'Things of shreds and patches': The nineteenth-century literary fragment

Lead Research Organisation: Queen Mary University of London
Department Name: English

Abstract

'Our poets are things of shreds and patches', their poetry the 'verbal echo' of 'the general moral crisis and imaginative disintegration' of the latter part of the nineteenth century; such is the opinion of George Santayana in The Poetry of Barbarism (1900). Victorian literary texts offer many instances of fragmentation and dissolution, and yet most research into the fragment in English literature has tended to focus upon the eighteenth century and the Romantic era, in studies such as Anne Janowitz's England's Ruins (1990), and Marjorie Levinson's The Romantic Fragment Poem (1986). Moreover, when the critical scope is broadened to encompass later texts, these are generally the explicitly fragmentary texts of Modernism, as is the case in Balachandra Rajan's The Form of the Unfinished (1985). Critical writing on Victorian literature has previously gestured towards the significance of the unfinished or fragmentary - examples being Seamus Perry's chapter on 'returns' in his Alfred Tennyson (2005) or Catherine Maxwell's on Vernon Lee in Second Sight (2008) - but, to my knowledge, this has yet to be the primary focus of a study. My thesis will therefore address this gap by exploring the development of the fragment as it appears in Victorian literature.

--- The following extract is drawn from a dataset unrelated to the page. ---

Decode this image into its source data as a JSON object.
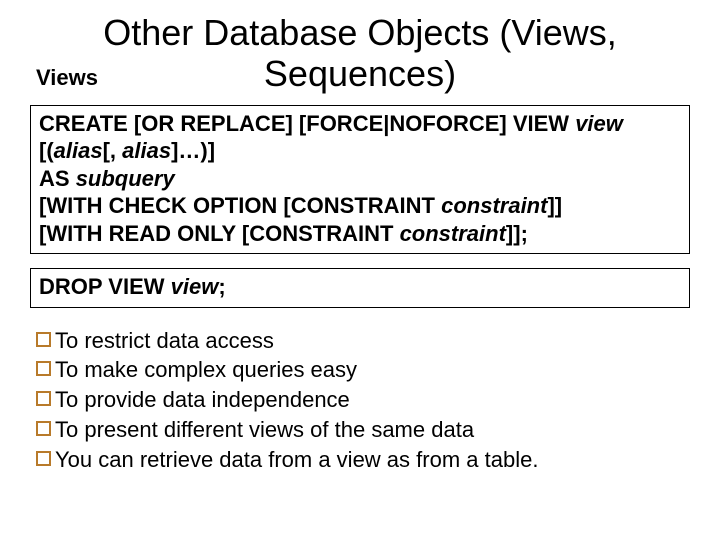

Two critical concerns of the era which form the basis for my thesis are the increasingly fragmentary nature of Victorian writing and, relatedly, its perceived femininity. As Alfred Austin wrote in Temple Bar in 1869, 'we have, as novelists and poets, only women or men with womanly deficiencies, steeped in the feminine temper of the times', and I propose that this anxiety and Santayana's concerns are significantly interlinked. The femininity of the fragment has previously been highlighted in Elizabeth Wanning Harries's The Unfinished Manner (1994) and, according to Yopie Prins's influential study Victorian Sappho (1999), Sappho - arguably the embodiment of the poetic fragment - was regarded as 'the emblem of Victorian womanhood'. My thesis will therefore be informed by the perceived femininity of the fragment, and its implications for the reception of both male and female writers of the period.

The thesis will be framed by discussions of literary remains, with a specific focus upon lyric poetry, and there will be a strong emphasis upon visual and material culture throughout, especially with regard to manuscript evidence. In the intervening sections of the thesis, I will address various conceptions of the fragment more broadly, such as representations of bodily fragmentation, and the limitations of artistic endeavor. Key authors for the project include: Letitia Elizabeth Landon, Emily Brontë, Emily Dickinson, Swinburne, Vernon Lee, and George Eliot. My findings in each case will be supported by close-readings of relevant texts, alongside considerations of the fragment as a physical object, and the ways in which the Victorian attitude to material fragments, from antique ruins to household waste, can illuminate wider social concerns.